Accomplishments
- Improved 3D Model Quality
Bonus
- Mask Comparison Tool
- Match Comparison tool
A 3D visualization of an environment does not need to be perfect, it just needs to be believable. This week we took un-believable cut objects, or meshes, with artifacts and sharp corners and made them more believable with more identical features, smoothed surfaces, all with faster performance. In addition to this, I developed two new tools to better help me test the bulk affects of my changes across a variety of datasets.
Improved 3D Model Quality
So far two strategies have been tested to take the aligned point clouds and reconstruct a 3D mesh. Week 17’s results were sharp, jagged, and missing large regions. Last weeks outputs were aliased, cut like ribbons, and included strange carvings and artifacts. This week I decided to try a variety of ways to improve this process, one of which was to use the best of both worlds.

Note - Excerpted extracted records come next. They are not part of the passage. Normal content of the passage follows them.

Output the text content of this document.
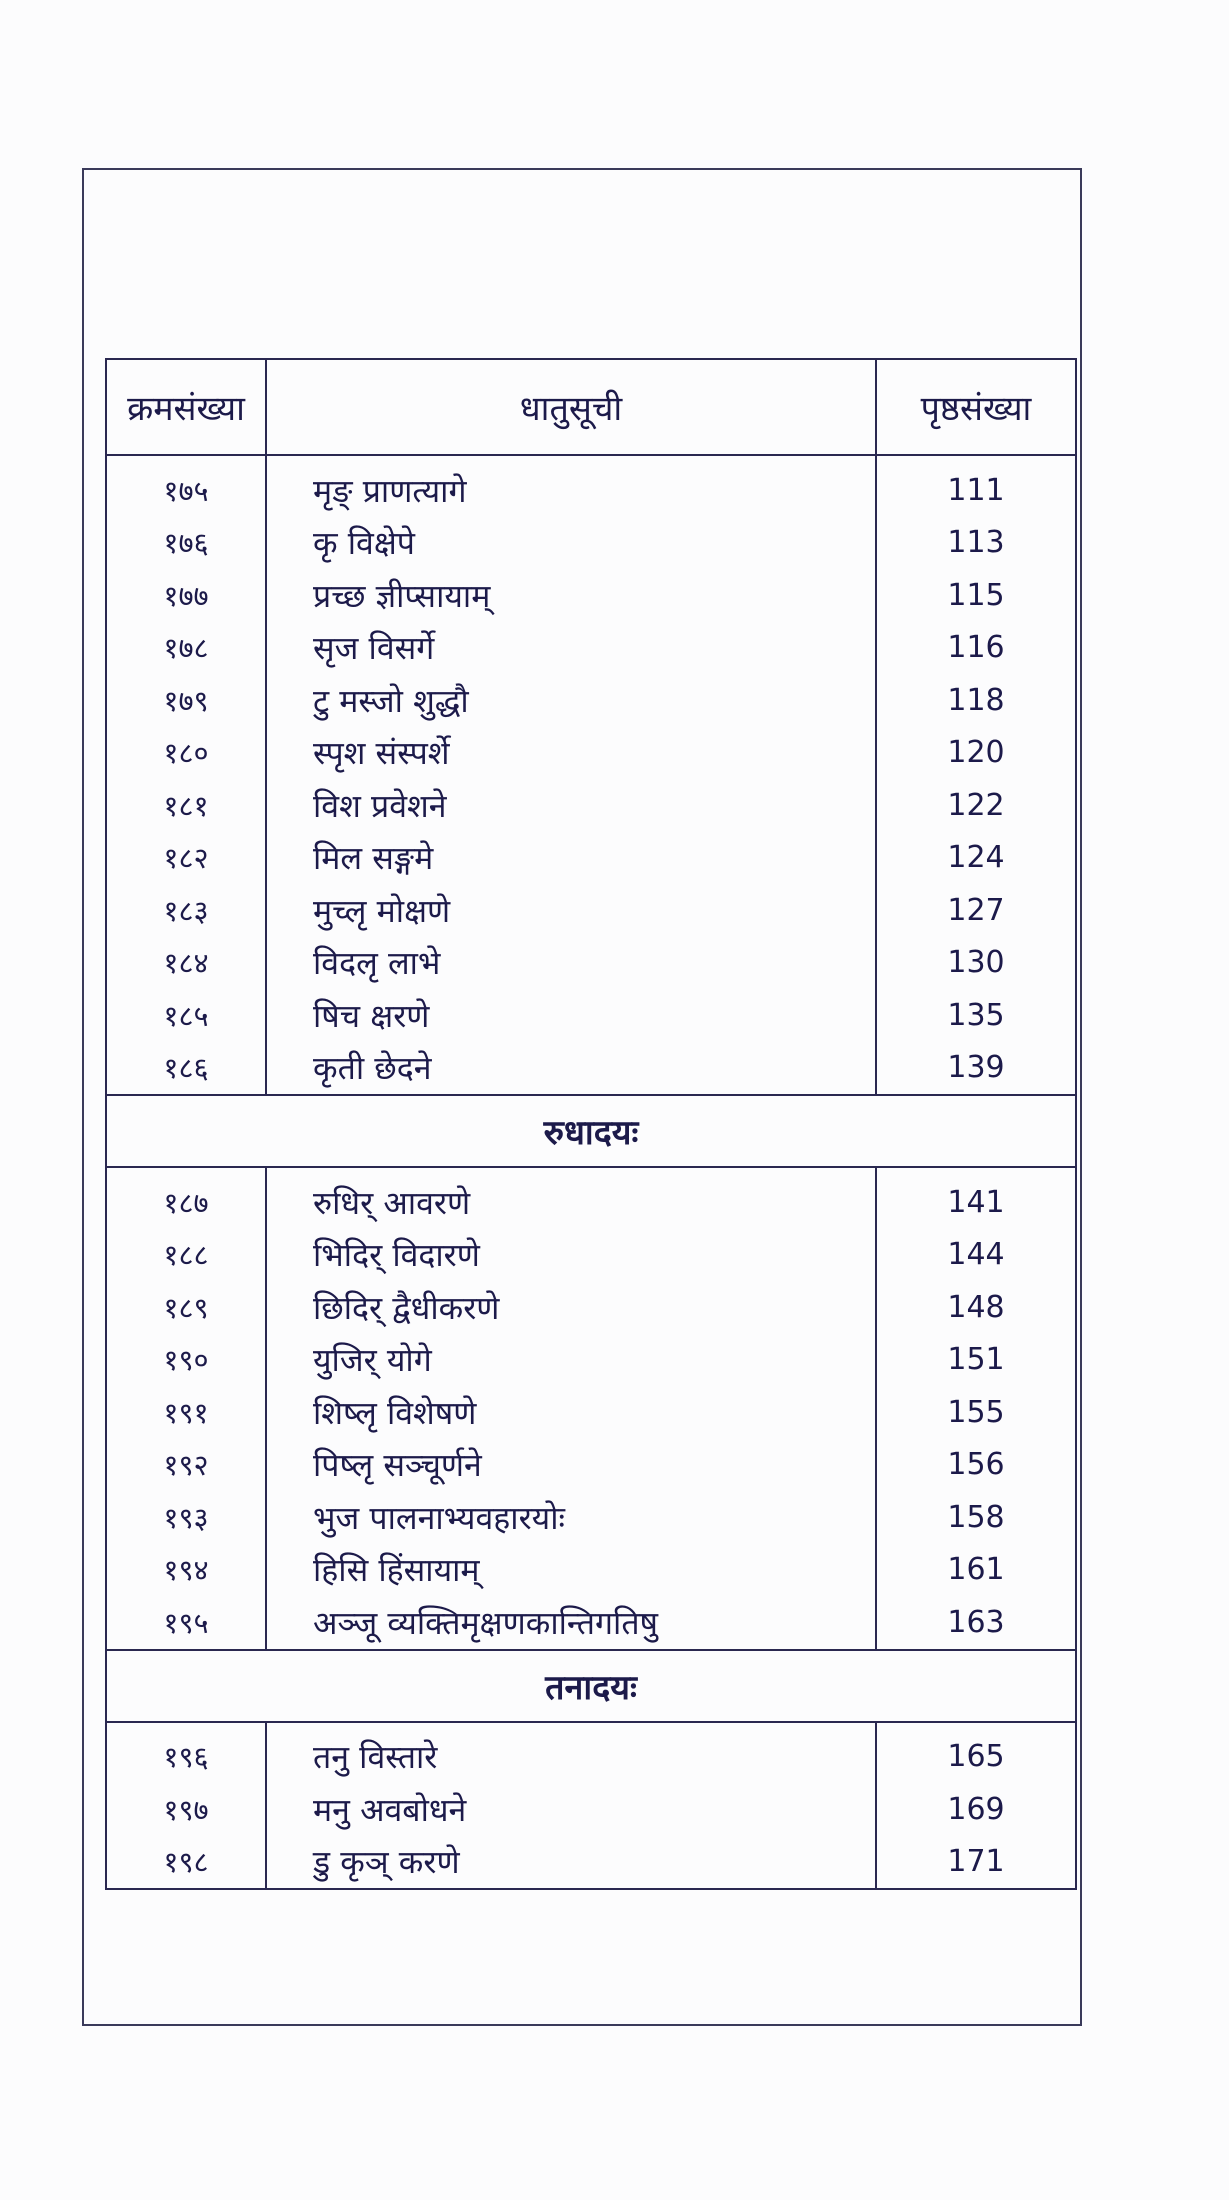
क्रमसंख्या	धातुसूची	पृष्ठसंख्या
१७५	मृङ् प्राणत्यागे	111
१७६	कृ विक्षेपे	113
१७७	प्रच्छ ज्ञीप्सायाम्	115
१७८	सृज विसर्गे	116
१७९	टु मस्जो शुद्धौ	118
१८०	स्पृश संस्पर्शे	120
१८१	विश प्रवेशने	122
१८२	मिल सङ्गमे	124
१८३	मुच्लृ मोक्षणे	127
१८४	विदलृ लाभे	130
१८५	षिच क्षरणे	135
१८६	कृती छेदने	139
रुधादयः		
१८७	रुधिर् आवरणे	141
१८८	भिदिर् विदारणे	144
१८९	छिदिर् द्वैधीकरणे	148
१९०	युजिर् योगे	151
१९१	शिष्लृ विशेषणे	155
१९२	पिष्लृ सञ्चूर्णने	156
१९३	भुज पालनाभ्यवहारयोः	158
१९४	हिसि हिंसायाम्	161
१९५	अञ्जू व्यक्तिमृक्षणकान्तिगतिषु	163
तनादयः		
१९६	तनु विस्तारे	165
१९७	मनु अवबोधने	169
१९८	डु कृञ् करणे	171
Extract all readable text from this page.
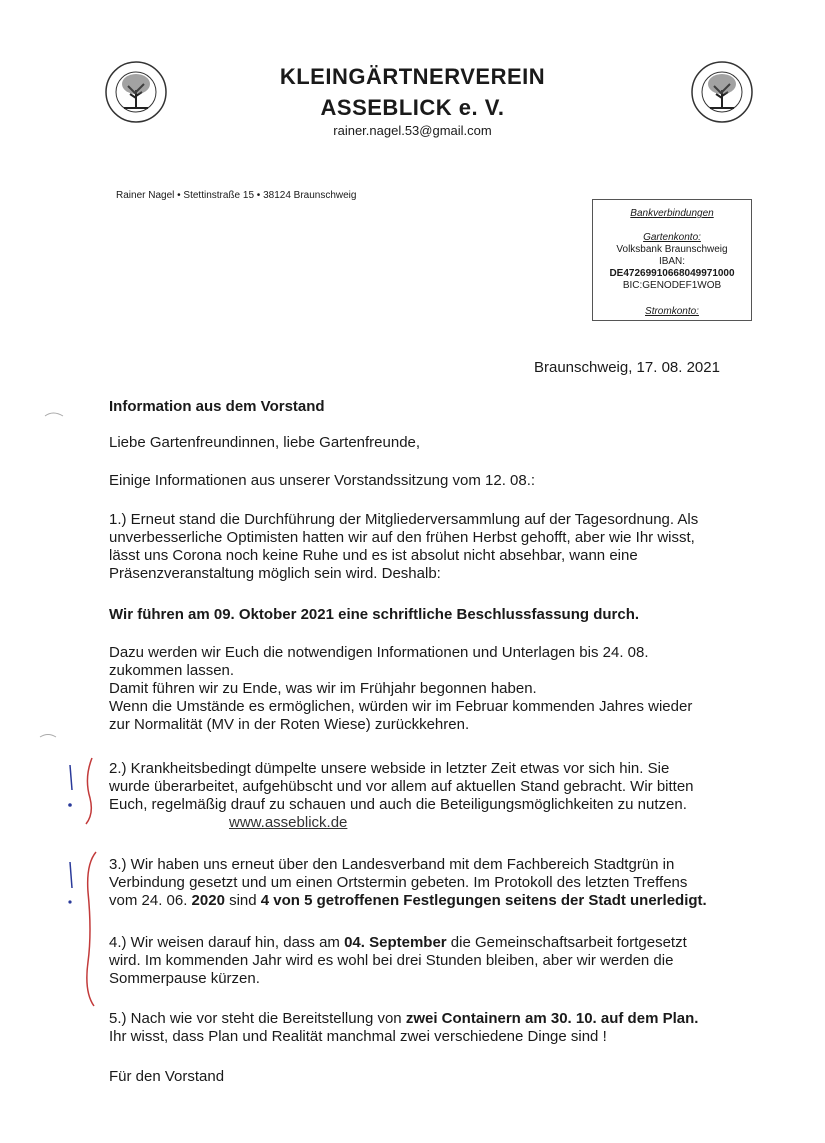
KLEINGÄRTNERVEREIN
ASSEBLICK e. V.
rainer.nagel.53@gmail.com
Rainer Nagel • Stettinstraße 15 • 38124 Braunschweig
Bankverbindungen
Gartenkonto:
Volksbank Braunschweig
IBAN:
DE47269910668049971000
BIC:GENODEF1WOB
Stromkonto:
Braunschweig, 17. 08. 2021
Information aus dem Vorstand
Liebe Gartenfreundinnen, liebe Gartenfreunde,
Einige Informationen aus unserer Vorstandssitzung vom 12. 08.:
1.) Erneut stand die Durchführung der Mitgliederversammlung auf der Tagesordnung. Als
unverbesserliche Optimisten hatten wir auf den frühen Herbst gehofft, aber wie Ihr wisst,
lässt uns Corona noch keine Ruhe und es ist absolut nicht absehbar, wann eine
Präsenzveranstaltung möglich sein wird. Deshalb:
Wir führen am 09. Oktober 2021 eine schriftliche Beschlussfassung durch.
Dazu werden wir Euch die notwendigen Informationen und Unterlagen bis 24. 08.
zukommen lassen.
Damit führen wir zu Ende, was wir im Frühjahr begonnen haben.
Wenn die Umstände es ermöglichen, würden wir im Februar kommenden Jahres wieder
zur Normalität (MV in der Roten Wiese) zurückkehren.
2.) Krankheitsbedingt dümpelte unsere webside in letzter Zeit etwas vor sich hin. Sie
wurde überarbeitet, aufgehübscht und vor allem auf aktuellen Stand gebracht. Wir bitten
Euch, regelmäßig drauf zu schauen und auch die Beteiligungsmöglichkeiten zu nutzen.
www.asseblick.de
3.) Wir haben uns erneut über den Landesverband mit dem Fachbereich Stadtgrün in
Verbindung gesetzt und um einen Ortstermin gebeten. Im Protokoll des letzten Treffens
vom 24. 06. 2020 sind 4 von 5 getroffenen Festlegungen seitens der Stadt unerledigt.
4.) Wir weisen darauf hin, dass am 04. September die Gemeinschaftsarbeit fortgesetzt
wird. Im kommenden Jahr wird es wohl bei drei Stunden bleiben, aber wir werden die
Sommerpause kürzen.
5.) Nach wie vor steht die Bereitstellung von zwei Containern am 30. 10. auf dem Plan.
Ihr wisst, dass Plan und Realität manchmal zwei verschiedene Dinge sind !
Für den Vorstand
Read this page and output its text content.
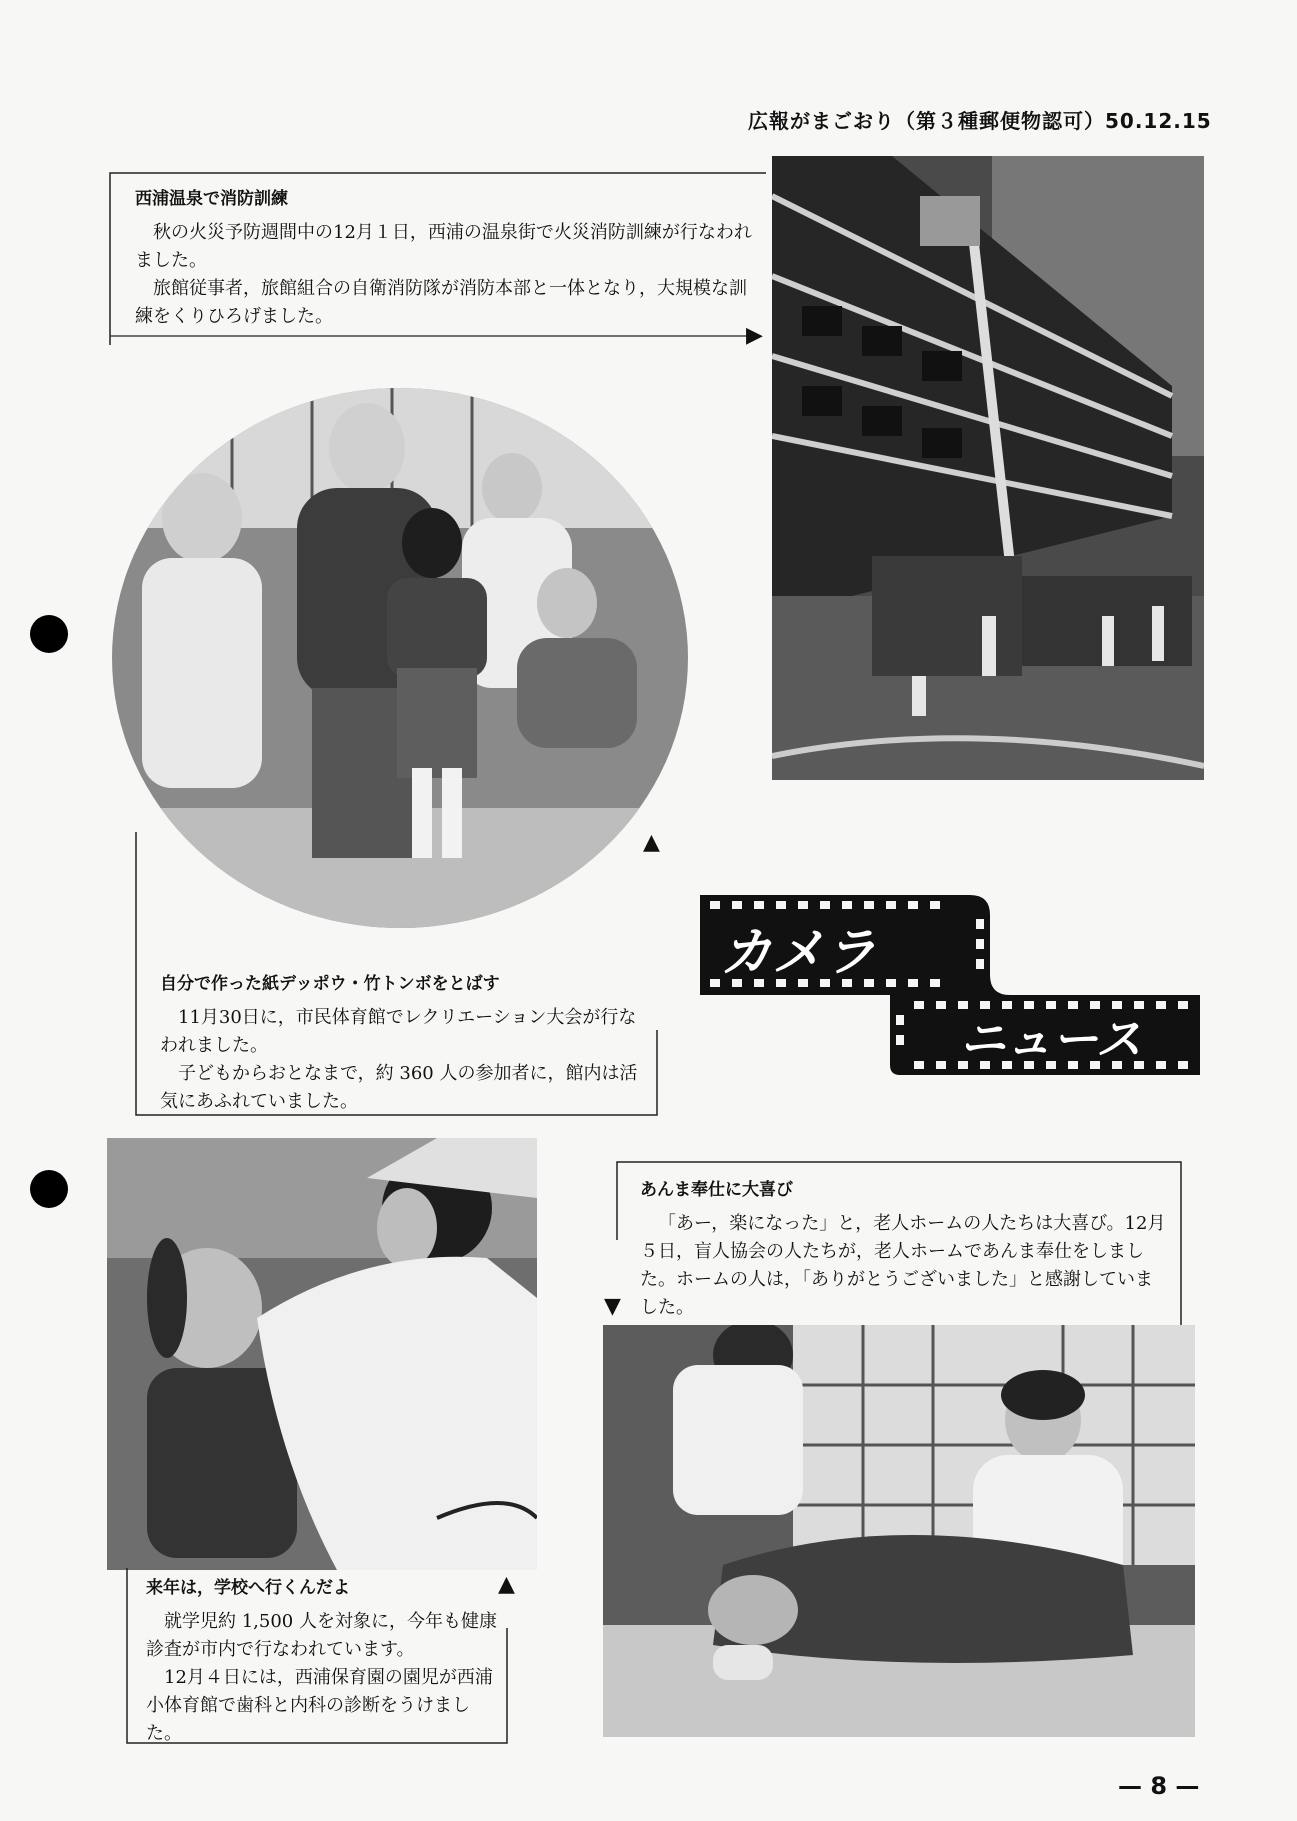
広報がまごおり（第３種郵便物認可）50.12.15
西浦温泉で消防訓練
秋の火災予防週間中の12月１日，西浦の温泉街で火災消防訓練が行なわれました。
旅館従事者，旅館組合の自衛消防隊が消防本部と一体となり，大規模な訓練をくりひろげました。
▶
▲
自分で作った紙デッポウ・竹トンボをとばす
11月30日に，市民体育館でレクリエーション大会が行なわれました。
子どもからおとなまで，約 360 人の参加者に，館内は活気にあふれていました。
カメラ
ニュース
▲
来年は，学校へ行くんだよ
就学児約 1,500 人を対象に，今年も健康診査が市内で行なわれています。
12月４日には，西浦保育園の園児が西浦小体育館で歯科と内科の診断をうけました。
▼
あんま奉仕に大喜び
「あー，楽になった」と，老人ホームの人たちは大喜び。12月５日，盲人協会の人たちが，老人ホームであんま奉仕をしました。ホームの人は，「ありがとうございました」と感謝していました。
— 8 —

Week 17’s process relied mainly on 2D math to carve and define the 3D model prior to constructing it. Last week’s process worked mainly in 3D to perform the steps and compute the model result from visible voxels. The 2D path lacked the ability to effectively occlude rays or work with unseen edges. The 3D path could handle those, though it’s reconstruction logic lead to either puffy or ribbon cut results often with artifacts. I was able to apply concepts from both processes together in a new hybrid pipeline. This allowed for the best of both worlds. The result was smooth, with correct normals for backface culling, holes were filled, walls were smooth, and ribbon cuts were nowhere to be found.
This made for much more correct 3D models, though initially at a cost. The previous implementation had performed some sequences quite slowly. With review and revision, I was able to increase the performance to a reasonable level while maintaining quality. Some improvements still need to be made. Some floating blobs have appeared, and doorways at times can be covered by the hole-filling step. These results may hopefully be improved in future iterations, and at this time represent much more manageable artifacts compared to the ribbon cuts and jagged lines found in the previous week.
Bonus: Mask Comparison Tool
Up until now I have manually reviewed changes to all of the data outputs. This means I have skimmed images to determine if masks are appearing where I expect them. Up until now this has been as needed, and fast enough for development. As the datasets I am using continue to grow, so does the opportunity to regress or fail certain steps in the process. It’s unreasonable to expect myself to manually review hundreds of images after each change attempted. So I devised a tools to assist with this process.
The first tool is for mask comparison. The masking step is currently very important. It identifies things like sky, glass, and opening doorways. It is imperfect, and as I change things, sometimes it catches more doorways while also forgetting others. So that the results do not regress, I must check that they always improve across the board. To do this I setup the mask comparison tool. This tool takes the annotated data for all opening masks and compares it to the ground truth data.
Ground truth data is the data I expect of the mask. It is data I had to manually create. Using an interesting annotation tool called CVAT I skimmed through hundreds of images and updated the AI generated annotations to represent what I expected them to be for each opening. Now I can compare future runs of the process against this data to see if we are getting closer or further from the expectation. I can also compare against previous results to see if a new improvement has improved overall, and if some positions had gotten worse.
Bonus: Match Comparison Tool
Comparing matches is another important step to the process. In itself are three sub-steps: coarse, fine, and spatial matching. Each step has a variety of conditions that can change its output, and changing one can affect the later steps. Being able to see the accuracy of a run compared to the ground helps me identify where things need improving, as well as where things may have gotten worse over multiple runs.
Both of these tools still require some manual effort to receive the benefit; Though far less than previously required. Further automating this process to include overnight jobs could be beneficial for testing various datasets as a whole.
Summary
This week’s results include a huge milestone. The workflow can make a high resemblance 3D model for multiple datasets with only equirect images. To better research and develop further improvements to accuracy and to curb hallucinations I began creating testing tools to monitor the accuracy of the masks and match results. These should help preserve the current quality of output while I make changes in order to improve it.